June 17, 2008
U.K. Minister wants to "put a price on carbon" for ships
The drumbeat for some sort of carbon tax on international shipping keeps rolling.
U.K. Transport Minister Ruth Kelly is among those pressing for tougher action on emissions from ships.
Speaking at the ceremonial reopening of IMO's London headquarters, Mrs. Kelly noted that at a time of rising food and energy prices, the maritime sector must continue meeting demand efficiently and profitably if it is to support the global economy.
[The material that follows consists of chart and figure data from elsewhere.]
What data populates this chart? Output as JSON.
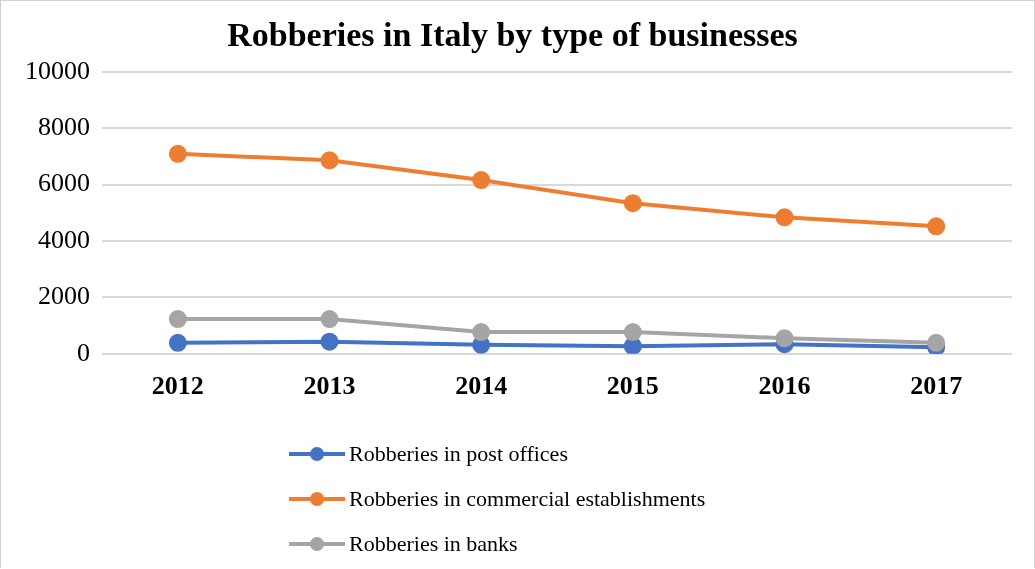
{
  "chart_data": {
    "type": "line",
    "title": "Robberies in Italy by type of businesses",
    "categories": [
      "2012",
      "2013",
      "2014",
      "2015",
      "2016",
      "2017"
    ],
    "series": [
      {
        "name": "Robberies in post offices",
        "color": "#4472c4",
        "values": [
          390,
          430,
          320,
          270,
          340,
          230
        ]
      },
      {
        "name": "Robberies in commercial establishments",
        "color": "#ed7d31",
        "values": [
          7090,
          6860,
          6160,
          5340,
          4840,
          4520
        ]
      },
      {
        "name": "Robberies in banks",
        "color": "#a5a5a5",
        "values": [
          1230,
          1230,
          770,
          770,
          550,
          390
        ]
      }
    ],
    "ylim": [
      0,
      10000
    ],
    "yticks": [
      0,
      2000,
      4000,
      6000,
      8000,
      10000
    ],
    "grid": "y",
    "legend": "bottom",
    "marker": "circle",
    "line_style": "solid"
  }
}
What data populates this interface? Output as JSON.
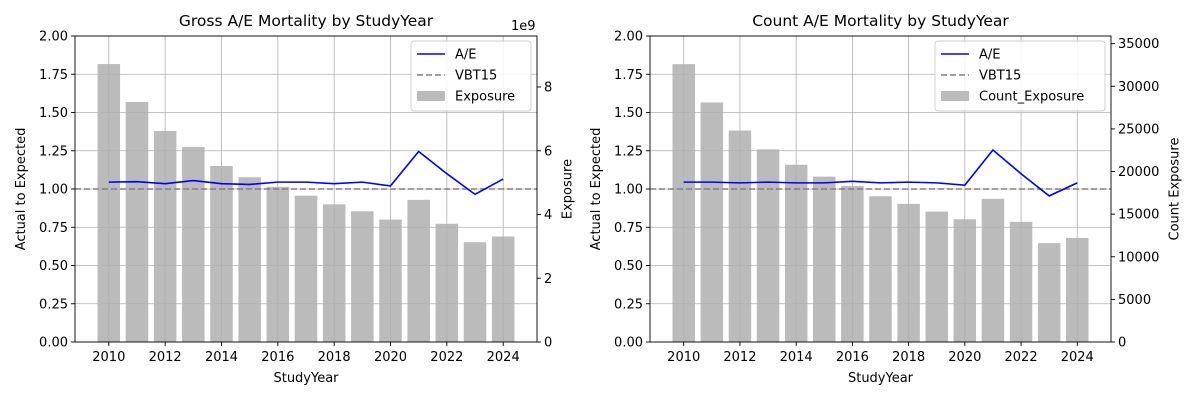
{
  "colors": {
    "ae_line": "#0000ff",
    "baseline": "#808080",
    "bar": "#bbbbbb",
    "grid": "#b0b0b0"
  },
  "chart_data": [
    {
      "type": "bar",
      "title": "Gross A/E Mortality by StudyYear",
      "xlabel": "StudyYear",
      "ylabel": "Actual to Expected",
      "y2label": "Exposure",
      "y2_offset_text": "1e9",
      "x": [
        2010,
        2011,
        2012,
        2013,
        2014,
        2015,
        2016,
        2017,
        2018,
        2019,
        2020,
        2021,
        2022,
        2023,
        2024
      ],
      "xticks": [
        "2010",
        "2012",
        "2014",
        "2016",
        "2018",
        "2020",
        "2022",
        "2024"
      ],
      "xlim": [
        2008.8,
        2025.2
      ],
      "ylim": [
        0,
        2
      ],
      "yticks": [
        "0.00",
        "0.25",
        "0.50",
        "0.75",
        "1.00",
        "1.25",
        "1.50",
        "1.75",
        "2.00"
      ],
      "y2lim": [
        0,
        9.6
      ],
      "y2ticks": [
        "0",
        "2",
        "4",
        "6",
        "8"
      ],
      "grid": true,
      "legend_position": "top-right",
      "series": [
        {
          "name": "A/E",
          "kind": "line",
          "axis": "left",
          "values": [
            1.045,
            1.048,
            1.035,
            1.055,
            1.035,
            1.03,
            1.045,
            1.045,
            1.035,
            1.045,
            1.02,
            1.245,
            1.1,
            0.965,
            1.065
          ]
        },
        {
          "name": "VBT15",
          "kind": "hline",
          "axis": "left",
          "value": 1.0
        },
        {
          "name": "Exposure",
          "kind": "bar",
          "axis": "right",
          "units": "1e9",
          "values": [
            8.72,
            7.53,
            6.62,
            6.12,
            5.52,
            5.17,
            4.87,
            4.59,
            4.32,
            4.1,
            3.84,
            4.46,
            3.71,
            3.13,
            3.31
          ]
        }
      ]
    },
    {
      "type": "bar",
      "title": "Count A/E Mortality by StudyYear",
      "xlabel": "StudyYear",
      "ylabel": "Actual to Expected",
      "y2label": "Count Exposure",
      "x": [
        2010,
        2011,
        2012,
        2013,
        2014,
        2015,
        2016,
        2017,
        2018,
        2019,
        2020,
        2021,
        2022,
        2023,
        2024
      ],
      "xticks": [
        "2010",
        "2012",
        "2014",
        "2016",
        "2018",
        "2020",
        "2022",
        "2024"
      ],
      "xlim": [
        2008.8,
        2025.2
      ],
      "ylim": [
        0,
        2
      ],
      "yticks": [
        "0.00",
        "0.25",
        "0.50",
        "0.75",
        "1.00",
        "1.25",
        "1.50",
        "1.75",
        "2.00"
      ],
      "y2lim": [
        0,
        35900
      ],
      "y2ticks": [
        "0",
        "5000",
        "10000",
        "15000",
        "20000",
        "25000",
        "30000",
        "35000"
      ],
      "grid": true,
      "legend_position": "top-right",
      "series": [
        {
          "name": "A/E",
          "kind": "line",
          "axis": "left",
          "values": [
            1.045,
            1.045,
            1.04,
            1.045,
            1.04,
            1.04,
            1.05,
            1.04,
            1.045,
            1.04,
            1.025,
            1.255,
            1.1,
            0.955,
            1.04
          ]
        },
        {
          "name": "VBT15",
          "kind": "hline",
          "axis": "left",
          "value": 1.0
        },
        {
          "name": "Count_Exposure",
          "kind": "bar",
          "axis": "right",
          "values": [
            32600,
            28100,
            24800,
            22600,
            20800,
            19400,
            18300,
            17100,
            16200,
            15300,
            14400,
            16800,
            14100,
            11600,
            12200
          ]
        }
      ]
    }
  ]
}
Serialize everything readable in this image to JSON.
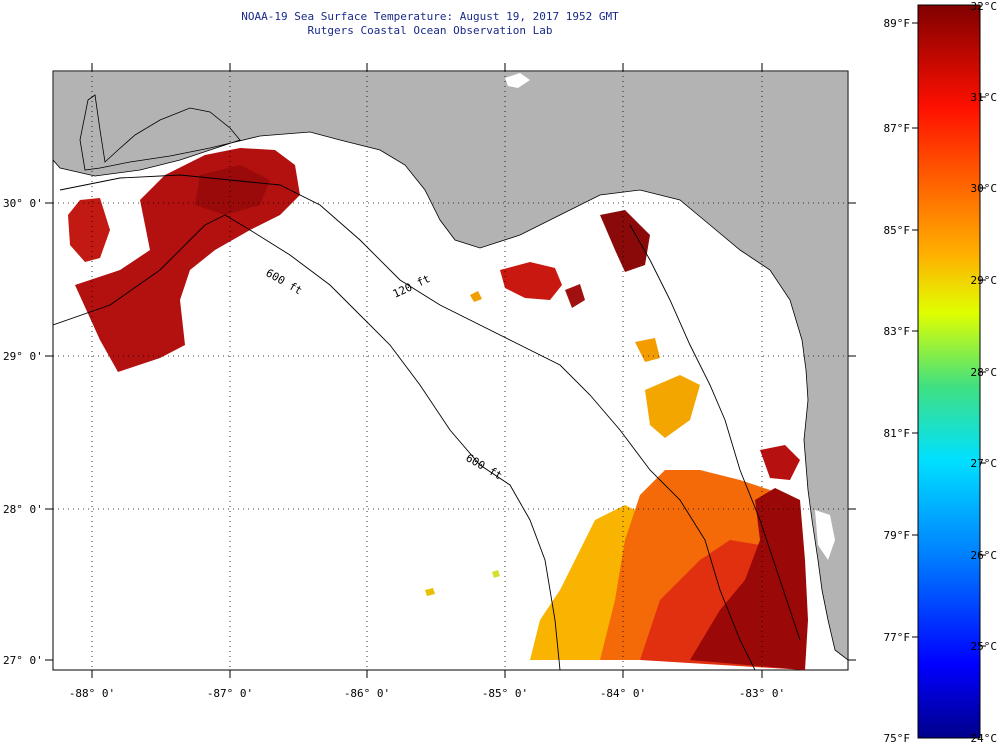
{
  "header": {
    "title": "NOAA-19 Sea Surface Temperature:  August 19, 2017 1952 GMT",
    "subtitle": "Rutgers Coastal Ocean Observation Lab"
  },
  "map": {
    "lat_labels": [
      "30° 0'",
      "29° 0'",
      "28° 0'",
      "27° 0'"
    ],
    "lon_labels": [
      "-88° 0'",
      "-87° 0'",
      "-86° 0'",
      "-85° 0'",
      "-84° 0'",
      "-83° 0'"
    ],
    "contour_labels": [
      "120 ft",
      "600 ft",
      "600 ft"
    ],
    "colors": {
      "land": "#b3b3b3",
      "no_data": "#ffffff",
      "coast": "#000000"
    }
  },
  "colorbar": {
    "fahrenheit_labels": [
      "89°F",
      "87°F",
      "85°F",
      "83°F",
      "81°F",
      "79°F",
      "77°F",
      "75°F"
    ],
    "celsius_labels": [
      "32°C",
      "31°C",
      "30°C",
      "29°C",
      "28°C",
      "27°C",
      "26°C",
      "25°C",
      "24°C"
    ],
    "min_c": 24,
    "max_c": 32,
    "min_f": 75,
    "max_f": 89
  }
}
"But," she declared, "long-term rising demand presents its own challenges - the most urgent and serious of which is shipping's contribution to climate change."
Noting estimates that shipping accounts for up to 4.5% of global greenhouse gas emissions--and that its contribution is accelerating, she said "I think we all need to agree that more must be done to alleviate maritime carbon emissions.
Calling for the problem to be tackled on an international level, she said that meant looking at the potential for new technologies like hydrogen fuel cells, and for operational improvements, "such as slowing down ships to maximize fuel efficiency."
"And it means that proposals for putting a price on carbon through a global emissions trading scheme must be carefully assessed. Such a scheme would provide incentives to the industry to improve the carbon efficiency of ships, and ensure reductions in emissions were achieved at minimum cost."